GOP Harbors Hope of Olympia Takeover



Washington State - With the resumption of absentee ballot counting this morning, Republican legislators like Rep. Jim Clements will be watching closely for signs the Democrats are losing their tenuous lead in the state House.

"We just don't know. And when you're in politics, you don't guess," said Clements, the Republican from Selah who was elected to his fifth term in the 14th District.

Republican Party officials are more optimistic about their chances of toppling Democratic rule in the state Senate.

If current results hold, Republicans will have a 25-24 majority, said Mary Lane, spokeswoman for the Republican Party in Olympia. Republicans lost control of the Senate in 1998.

In a Republican Senate, longtime Sen. Alex Deccio of Yakima would be the seventh highest-ranking majority member. As the ranking Republican on the Health and Long-Term Care Committee, he would become its chairman in a Republican Senate, Lane said.

Deccio could not be reached for comment Wednesday.

Republican rule in the Senate would help balance Democratic rule in the House, Clements said.

In the weeks before the election, Republicans harbored hopes of winning a majority in the House, where Democrats controlled a thin 50-48 majority.
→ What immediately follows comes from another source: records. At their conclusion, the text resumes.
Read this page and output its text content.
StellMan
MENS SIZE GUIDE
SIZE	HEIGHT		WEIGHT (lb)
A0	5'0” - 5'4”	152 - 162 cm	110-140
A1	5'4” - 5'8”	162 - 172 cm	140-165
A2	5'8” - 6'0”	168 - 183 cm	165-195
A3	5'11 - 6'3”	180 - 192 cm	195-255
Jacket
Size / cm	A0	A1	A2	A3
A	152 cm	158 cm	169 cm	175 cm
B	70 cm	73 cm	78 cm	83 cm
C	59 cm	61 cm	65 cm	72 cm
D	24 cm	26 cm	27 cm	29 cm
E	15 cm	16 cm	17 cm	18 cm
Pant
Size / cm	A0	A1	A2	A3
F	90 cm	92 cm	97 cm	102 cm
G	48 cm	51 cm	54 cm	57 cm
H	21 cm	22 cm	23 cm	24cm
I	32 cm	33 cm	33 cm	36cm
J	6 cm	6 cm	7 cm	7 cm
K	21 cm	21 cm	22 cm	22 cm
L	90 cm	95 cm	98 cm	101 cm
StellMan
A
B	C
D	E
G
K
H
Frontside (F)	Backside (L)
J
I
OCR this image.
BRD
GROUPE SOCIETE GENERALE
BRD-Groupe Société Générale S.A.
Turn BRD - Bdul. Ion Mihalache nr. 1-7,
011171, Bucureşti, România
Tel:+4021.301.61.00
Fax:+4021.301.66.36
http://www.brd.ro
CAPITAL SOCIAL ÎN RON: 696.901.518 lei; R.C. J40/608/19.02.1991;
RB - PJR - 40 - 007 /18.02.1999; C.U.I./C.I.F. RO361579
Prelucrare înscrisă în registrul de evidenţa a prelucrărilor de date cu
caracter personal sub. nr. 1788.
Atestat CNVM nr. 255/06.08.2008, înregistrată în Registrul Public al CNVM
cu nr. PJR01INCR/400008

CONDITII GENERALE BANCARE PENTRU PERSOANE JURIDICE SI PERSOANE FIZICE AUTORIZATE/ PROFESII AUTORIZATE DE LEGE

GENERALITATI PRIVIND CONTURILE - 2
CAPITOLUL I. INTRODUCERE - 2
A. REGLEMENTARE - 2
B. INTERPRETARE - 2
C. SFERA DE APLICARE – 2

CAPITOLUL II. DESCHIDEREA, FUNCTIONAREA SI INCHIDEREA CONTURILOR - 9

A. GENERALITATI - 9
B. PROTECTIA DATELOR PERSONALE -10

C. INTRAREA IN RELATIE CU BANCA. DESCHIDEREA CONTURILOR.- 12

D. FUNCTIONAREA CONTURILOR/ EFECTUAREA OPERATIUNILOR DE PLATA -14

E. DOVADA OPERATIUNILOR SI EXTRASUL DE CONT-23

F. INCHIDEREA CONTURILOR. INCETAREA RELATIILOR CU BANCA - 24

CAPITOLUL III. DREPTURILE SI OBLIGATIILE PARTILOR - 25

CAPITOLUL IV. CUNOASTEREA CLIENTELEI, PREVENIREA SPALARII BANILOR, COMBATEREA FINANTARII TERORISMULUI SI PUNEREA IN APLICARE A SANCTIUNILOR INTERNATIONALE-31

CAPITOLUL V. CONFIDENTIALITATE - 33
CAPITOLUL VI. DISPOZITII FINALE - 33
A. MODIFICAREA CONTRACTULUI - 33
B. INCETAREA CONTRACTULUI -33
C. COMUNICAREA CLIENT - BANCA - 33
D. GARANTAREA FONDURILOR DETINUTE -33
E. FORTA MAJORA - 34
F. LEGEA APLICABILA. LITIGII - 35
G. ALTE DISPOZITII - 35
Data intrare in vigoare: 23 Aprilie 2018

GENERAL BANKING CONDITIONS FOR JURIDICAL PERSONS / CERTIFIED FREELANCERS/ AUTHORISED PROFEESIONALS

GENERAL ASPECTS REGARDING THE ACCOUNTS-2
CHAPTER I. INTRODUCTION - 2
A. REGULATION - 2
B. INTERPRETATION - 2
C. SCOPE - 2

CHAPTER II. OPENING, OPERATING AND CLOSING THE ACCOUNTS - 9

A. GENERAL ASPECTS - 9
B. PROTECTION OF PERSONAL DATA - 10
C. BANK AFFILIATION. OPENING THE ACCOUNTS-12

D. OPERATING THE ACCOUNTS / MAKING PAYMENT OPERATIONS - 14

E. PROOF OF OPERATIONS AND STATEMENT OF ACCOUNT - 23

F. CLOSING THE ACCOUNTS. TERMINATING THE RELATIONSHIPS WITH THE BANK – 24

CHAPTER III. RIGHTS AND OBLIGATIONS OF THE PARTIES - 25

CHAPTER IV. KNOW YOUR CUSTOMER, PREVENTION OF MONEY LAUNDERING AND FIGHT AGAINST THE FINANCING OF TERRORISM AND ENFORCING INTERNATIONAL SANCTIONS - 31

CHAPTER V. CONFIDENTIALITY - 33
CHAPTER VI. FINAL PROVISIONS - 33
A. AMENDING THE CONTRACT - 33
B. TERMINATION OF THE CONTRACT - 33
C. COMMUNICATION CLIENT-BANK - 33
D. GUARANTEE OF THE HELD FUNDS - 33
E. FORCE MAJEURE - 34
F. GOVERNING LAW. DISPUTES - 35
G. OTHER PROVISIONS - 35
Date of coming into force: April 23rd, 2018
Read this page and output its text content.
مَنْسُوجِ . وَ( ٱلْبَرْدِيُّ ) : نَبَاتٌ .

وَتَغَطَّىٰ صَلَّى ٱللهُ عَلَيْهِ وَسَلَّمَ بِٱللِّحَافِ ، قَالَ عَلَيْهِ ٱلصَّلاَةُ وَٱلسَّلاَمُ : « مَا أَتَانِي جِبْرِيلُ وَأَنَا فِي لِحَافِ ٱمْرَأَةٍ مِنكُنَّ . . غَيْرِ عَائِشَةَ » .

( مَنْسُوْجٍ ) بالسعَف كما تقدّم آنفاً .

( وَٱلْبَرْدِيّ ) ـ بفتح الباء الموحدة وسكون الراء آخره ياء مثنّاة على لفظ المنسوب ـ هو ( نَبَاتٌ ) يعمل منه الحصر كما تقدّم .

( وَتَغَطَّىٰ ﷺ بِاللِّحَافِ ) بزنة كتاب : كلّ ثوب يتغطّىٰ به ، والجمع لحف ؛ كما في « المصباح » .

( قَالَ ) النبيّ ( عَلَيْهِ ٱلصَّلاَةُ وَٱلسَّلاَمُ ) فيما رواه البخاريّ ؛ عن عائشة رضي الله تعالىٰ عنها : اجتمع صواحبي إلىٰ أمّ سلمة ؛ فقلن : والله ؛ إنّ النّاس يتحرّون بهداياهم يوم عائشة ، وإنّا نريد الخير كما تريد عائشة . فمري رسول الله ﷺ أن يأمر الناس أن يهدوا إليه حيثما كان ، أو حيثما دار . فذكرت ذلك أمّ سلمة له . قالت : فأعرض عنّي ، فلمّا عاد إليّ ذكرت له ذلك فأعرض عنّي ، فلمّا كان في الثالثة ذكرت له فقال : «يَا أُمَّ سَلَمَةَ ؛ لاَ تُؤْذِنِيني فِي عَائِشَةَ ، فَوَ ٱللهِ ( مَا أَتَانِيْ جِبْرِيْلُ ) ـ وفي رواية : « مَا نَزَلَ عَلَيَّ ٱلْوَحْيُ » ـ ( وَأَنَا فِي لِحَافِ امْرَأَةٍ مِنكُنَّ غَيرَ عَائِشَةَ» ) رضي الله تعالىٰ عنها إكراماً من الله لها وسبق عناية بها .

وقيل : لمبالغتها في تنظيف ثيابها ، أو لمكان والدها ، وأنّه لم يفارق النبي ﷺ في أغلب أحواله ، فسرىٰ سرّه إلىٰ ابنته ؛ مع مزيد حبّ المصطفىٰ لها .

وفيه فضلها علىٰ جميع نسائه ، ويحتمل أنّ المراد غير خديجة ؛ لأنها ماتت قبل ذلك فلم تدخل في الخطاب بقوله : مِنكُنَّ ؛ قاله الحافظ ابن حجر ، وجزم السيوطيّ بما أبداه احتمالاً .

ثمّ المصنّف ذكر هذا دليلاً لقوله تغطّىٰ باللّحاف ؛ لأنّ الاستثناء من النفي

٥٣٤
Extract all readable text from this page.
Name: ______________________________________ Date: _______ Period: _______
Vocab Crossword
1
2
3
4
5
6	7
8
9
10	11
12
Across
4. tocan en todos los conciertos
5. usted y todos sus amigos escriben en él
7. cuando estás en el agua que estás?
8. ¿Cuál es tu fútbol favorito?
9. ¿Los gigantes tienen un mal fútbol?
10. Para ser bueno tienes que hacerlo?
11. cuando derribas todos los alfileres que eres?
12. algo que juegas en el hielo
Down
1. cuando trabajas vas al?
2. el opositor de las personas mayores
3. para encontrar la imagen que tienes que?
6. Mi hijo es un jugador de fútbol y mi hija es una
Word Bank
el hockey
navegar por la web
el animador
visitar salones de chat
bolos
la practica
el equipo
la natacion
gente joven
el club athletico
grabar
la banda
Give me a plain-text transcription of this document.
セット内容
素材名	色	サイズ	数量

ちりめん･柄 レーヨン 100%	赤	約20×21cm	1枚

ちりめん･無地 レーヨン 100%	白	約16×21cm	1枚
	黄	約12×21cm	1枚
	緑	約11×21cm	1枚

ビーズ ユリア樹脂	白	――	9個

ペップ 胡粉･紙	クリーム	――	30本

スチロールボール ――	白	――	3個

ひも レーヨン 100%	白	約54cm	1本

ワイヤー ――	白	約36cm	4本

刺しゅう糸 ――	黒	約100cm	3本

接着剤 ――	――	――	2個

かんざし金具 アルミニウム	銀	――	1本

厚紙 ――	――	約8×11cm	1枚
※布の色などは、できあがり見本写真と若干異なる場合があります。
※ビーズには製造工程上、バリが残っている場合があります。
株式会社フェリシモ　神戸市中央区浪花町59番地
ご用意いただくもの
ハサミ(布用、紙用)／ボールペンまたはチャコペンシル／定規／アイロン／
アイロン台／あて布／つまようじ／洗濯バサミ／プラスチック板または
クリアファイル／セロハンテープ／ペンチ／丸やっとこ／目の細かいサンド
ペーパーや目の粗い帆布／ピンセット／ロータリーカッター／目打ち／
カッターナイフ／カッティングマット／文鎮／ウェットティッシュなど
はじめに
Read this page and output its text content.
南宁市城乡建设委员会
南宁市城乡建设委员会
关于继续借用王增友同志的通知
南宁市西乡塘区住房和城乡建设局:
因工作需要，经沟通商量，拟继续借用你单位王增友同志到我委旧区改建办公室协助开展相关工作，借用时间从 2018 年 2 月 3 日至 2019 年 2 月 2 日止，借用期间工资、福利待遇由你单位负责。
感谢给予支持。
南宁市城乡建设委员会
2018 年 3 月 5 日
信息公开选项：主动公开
But partial, unofficial returns on Election Day have quelled those hopes for now. As of Tuesday evening, Republicans had dropped to 47 seats while Democrats gained to 51. Republicans trail in seven races by two percentage points or less, Lane said.

Clements said in many of those races, leads are as slim as 150 to 200 votes. He also said the late mailing of absentee ballots in King County added another unknowable to the guessing game.

Election officials in King County have said the late mailing did not affect returns. There were reports, however, that counting was behind schedule because of a higher-than-expected turnout.

Observers say Friday would be the earliest possible day for a definitive outcome in those neck-and-neck races.

Absentee votes tend to favor Republicans, according to state GOP chairman Chris Vance.

"There's no doubt these are razor-thin races, but Republicans have every reason to be optimistic," Vance said.

Clements has expressed interest in serving as Speaker of the House if Republicans win control. He thinks the votes could shake out into a tie between the parties.

"Forty-nine to 49 is probably a real possibility," he said.

If there is a stalemate, Clements said he would be interested in a shared leadership role.